David Lawrence era estudante de Direito em Harvard quando um tiroteio no campus envolvendo um policial gerou intensa controvérsia sobre a conduta policial. Percebendo que a maioria dos erros de policiamento ocorre quando os policiais não têm acesso instantâneo às regras do departamento, Lawrence desistiu para resolver o problema com IA. Ele se uniu aos cofundadores Amit Patankar, um MBA de Harvard e ex-engenheiro do Google, e Michael Gropman, um vice-chefe da polícia aposentado de Boston, para lançar a Blue Voice – uma startup de IA com sede em Boston que fornece orientação política em tempo real para policiais em campo.
Três anos depois, a Blue Voice está saindo do sigilo com US$ 6 milhões em financiamento liderado pela SignalFire e Las Olas VC. Funcionários de 225 agências distritais em 25 estados agora contam com a ferramenta diariamente para garantir que suas ações sigam o protocolo do departamento – uma plataforma que Lawrence compara ao Harvey, a ferramenta de IA amplamente usada por advogados, ou OpenEvidence, que é uma ferramenta semelhante para médicos.
“Quando um policial toma uma decisão, ele o faz de memória ou de melhor palpite, com base em milhares de páginas de leis, políticas, decretos municipais e leis estaduais que eles internalizaram e mantêm em suas cabeças”, disse Lawrence ao TechCrunch.
Antes do Blue Voice, um policial que não conseguia se lembrar de um protocolo específico – como o sétimo passo exato exigido na cena do crime – tinha poucas boas opções: folhear um manual de 15.000 páginas, acordar um supervisor no meio da noite ou pesquisar ferramentas genéricas como Google ou ChatGPT que não possuem treinamento específico para a polícia. O problema era que os métodos tradicionais demoravam muito tempo, enquanto os modelos de IA do consumidor forneciam respostas incorretas em até 30% das vezes, disse Lawrence.
A Blue Voice diz que resolve esse problema porque é treinada em leis específicas de departamentos, regulamentos locais, protocolos e diretrizes que as ferramentas de IA de uso geral não podem acessar na Internet pública. A plataforma também oferece aos policiais acesso instantâneo a mapas escolares detalhados em seus telefones durante emergências com atiradores ativos.
Hoje, o Blue Voice responde a uma pergunta a cada minuto. Lawrence diz que os policiais se sentem confiantes ao confiar na ferramenta porque ela sempre os direciona diretamente para os regulamentos originais, em vez de apenas gerar uma resposta por conta própria, como faria o ChatGPT. Em vez de ditar ações, a ferramenta simplesmente fornece as leis, deixando a decisão final para os policiais, que a combinam com sua própria experiência de campo.

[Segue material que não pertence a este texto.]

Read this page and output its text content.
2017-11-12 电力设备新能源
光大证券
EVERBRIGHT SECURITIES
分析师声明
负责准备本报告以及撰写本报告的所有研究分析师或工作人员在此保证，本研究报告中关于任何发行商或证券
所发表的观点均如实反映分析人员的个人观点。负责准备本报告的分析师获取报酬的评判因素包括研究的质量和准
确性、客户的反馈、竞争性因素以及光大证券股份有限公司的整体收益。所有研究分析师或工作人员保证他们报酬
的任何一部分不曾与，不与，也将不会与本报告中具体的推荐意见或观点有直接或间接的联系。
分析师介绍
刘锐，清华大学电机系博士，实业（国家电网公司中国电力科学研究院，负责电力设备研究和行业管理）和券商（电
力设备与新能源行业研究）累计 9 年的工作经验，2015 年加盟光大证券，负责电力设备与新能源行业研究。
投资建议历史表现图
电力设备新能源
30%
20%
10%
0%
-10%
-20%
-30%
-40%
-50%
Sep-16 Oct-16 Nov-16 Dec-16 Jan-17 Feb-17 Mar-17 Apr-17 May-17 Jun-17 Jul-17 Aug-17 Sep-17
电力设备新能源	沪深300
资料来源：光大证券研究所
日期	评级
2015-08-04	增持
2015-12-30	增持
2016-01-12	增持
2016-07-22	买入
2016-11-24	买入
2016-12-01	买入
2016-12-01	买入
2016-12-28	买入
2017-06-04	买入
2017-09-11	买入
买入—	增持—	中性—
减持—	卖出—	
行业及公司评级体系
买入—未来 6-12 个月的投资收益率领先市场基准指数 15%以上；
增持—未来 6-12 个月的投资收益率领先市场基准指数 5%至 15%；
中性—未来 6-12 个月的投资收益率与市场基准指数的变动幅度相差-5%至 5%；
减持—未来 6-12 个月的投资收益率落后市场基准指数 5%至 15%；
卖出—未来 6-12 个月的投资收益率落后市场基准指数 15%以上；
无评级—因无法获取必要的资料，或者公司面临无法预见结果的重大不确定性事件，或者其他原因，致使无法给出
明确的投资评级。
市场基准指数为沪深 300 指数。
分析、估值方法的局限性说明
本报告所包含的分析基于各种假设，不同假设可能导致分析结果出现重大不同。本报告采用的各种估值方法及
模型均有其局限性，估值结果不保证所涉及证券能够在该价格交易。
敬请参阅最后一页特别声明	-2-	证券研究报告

No último ano, diz Lawrence, a Blue Voice aumentou onze vezes a sua base de clientes porque os departamentos de polícia obtiveram resultados concretos, incluindo a redução da criminalidade e menos controvérsias operacionais.
O Blue Voice recentemente ajudou a prevenir um sequestro depois que um policial novato avistou um homem pressionando uma jovem para entrar em seu veículo, de acordo com Lawrence. Sem saber se tinha motivos legais para intervir, o policial consultou o Blue Voice por telefone. O aplicativo confirmou imediatamente que a situação atendia aos critérios legais para “aliciamento de crianças” – um crime que abrange tentativas de atrair um menor com o propósito de cometer um crime contra ele – dando-lhe autoridade imediata para agir.
Em outro caso, Blue Voice lembrou a um chefe de departamento que ele não poderia devolver um policial ao serviço ativo após um tiroteio sem primeiro obter uma avaliação de saúde mental de terceiros.
A startup, que concorre com a Lexipol, apoiada por PE, também desenvolveu recentemente uma funcionalidade para ajudar os detetives a resolver casos arquivados.
Numa altura em que o uso de IA pela polícia – como os sistemas de vigilância de matrículas da Flock Safety – atrai críticas crescentes, Lawrence espera que o Blue Voice prove que a IA devidamente implementada pode proporcionar benefícios de segurança pública sem sacrificar os direitos civis.
Lawrence, que já trabalhou para o governador de Connecticut, Ned Lamont, desenvolveu uma profunda paixão pelo serviço público e diz que não se arrepende de ter deixado a faculdade de direito. “Esta é a melhor coisa que poderia fazer na minha carreira e o maior impacto que poderia causar”, disse ele.
Acima, da esquerda para a direita: Michael Gropman, David Lawrence e Amit Patankar.